Home Secretary Theresa May has announced that attempts to extradite Gary McKinnon to the US have been blocked.
Speaking at the House of Commons, May said that McKinnon would no longer face extradition to America after he hacked into US military computer systems in 2001.
"After careful consideration of all of the relevant material I have concluded that Mr McKinnon's extradition would give to rise to such a high risk of him ending his life that a decision to extradite would be incompatible with Mr McKinnon's human rights," May said.
" I have therefore withdrawn the extradition order against Mr McKinnon."

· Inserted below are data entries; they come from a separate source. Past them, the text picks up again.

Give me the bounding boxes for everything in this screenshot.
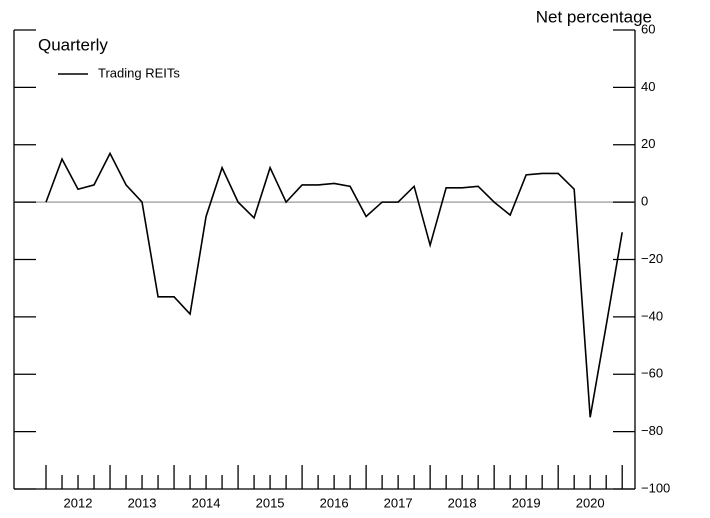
y-tick-label: −60 xyxy=(641,366,663,381)
y-tick-label: 40 xyxy=(641,79,655,94)
x-tick-label: 2020 xyxy=(576,495,605,510)
y-tick-label: −20 xyxy=(641,251,663,266)
y-axis-label: Net percentage xyxy=(536,7,652,26)
series-line xyxy=(45,151,623,418)
x-tick-label: 2015 xyxy=(256,495,285,510)
x-tick-label: 2013 xyxy=(128,495,157,510)
x-tick-label: 2018 xyxy=(448,495,477,510)
y-tick-label: 20 xyxy=(641,136,655,151)
y-tick-label: 0 xyxy=(641,194,648,209)
y-tick-label: −100 xyxy=(641,480,670,495)
x-tick-label: 2014 xyxy=(192,495,221,510)
y-tick-label: 60 xyxy=(641,21,655,36)
x-tick-label: 2017 xyxy=(384,495,413,510)
y-tick-label: −80 xyxy=(641,423,663,438)
x-tick-label: 2012 xyxy=(64,495,93,510)
annotation: Quarterly xyxy=(38,35,108,54)
y-tick-label: −40 xyxy=(641,308,663,323)
x-tick-label: 2019 xyxy=(512,495,541,510)
legend-label: Trading REITs xyxy=(98,65,180,80)
x-tick-label: 2016 xyxy=(320,495,349,510)
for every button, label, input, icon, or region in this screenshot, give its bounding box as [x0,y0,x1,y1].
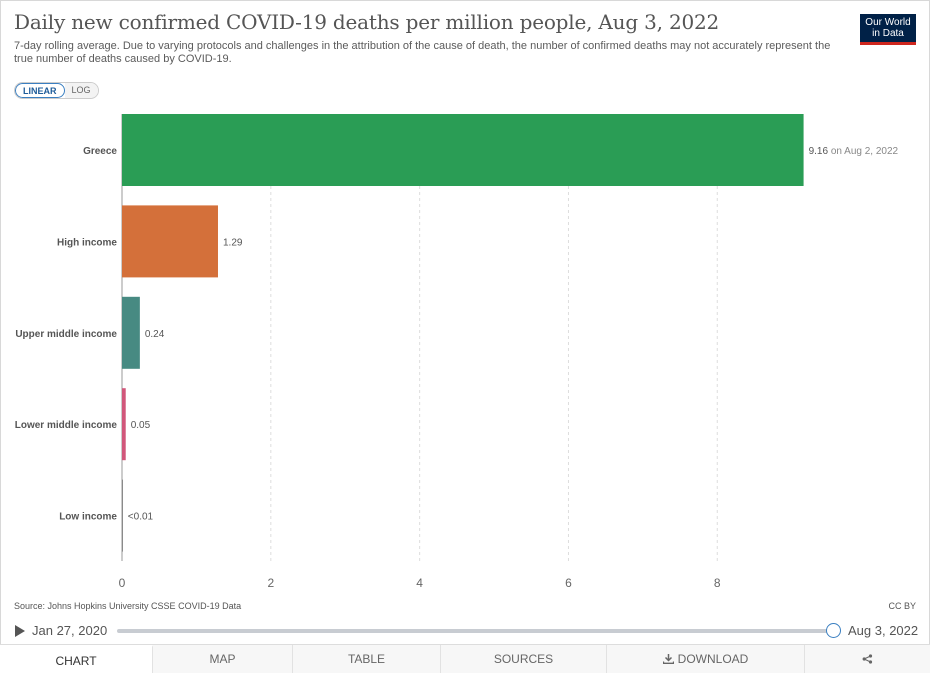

May continued: "Since I came into office the sole issue on which I have been required to make a decision is whether Mr McKinnon's extradition to the United States would breach his human rights," said May, who described McKinnon's case as exceptional.
May told MPs that he is accused of "serious crimes" but is also "seriously ill" with Asperger's Syndrome.
McKinnon has faced ten years waiting to learn of his fate. It is said that he would face up to 60 years imprisonment.
McKinnon's mother, Janis Sharp said told reporters that she was "overwhelmed" at the decision, and thanked the Home Secretary for standing up to America.
Sharp has led a campaign to halt the extradition of her son over the past years, appealing directly to the Prime Minister to intervene.
MPs also joined in the debate, with controversy over what has been perceived as a one sided extradition treaty between the UK and the US.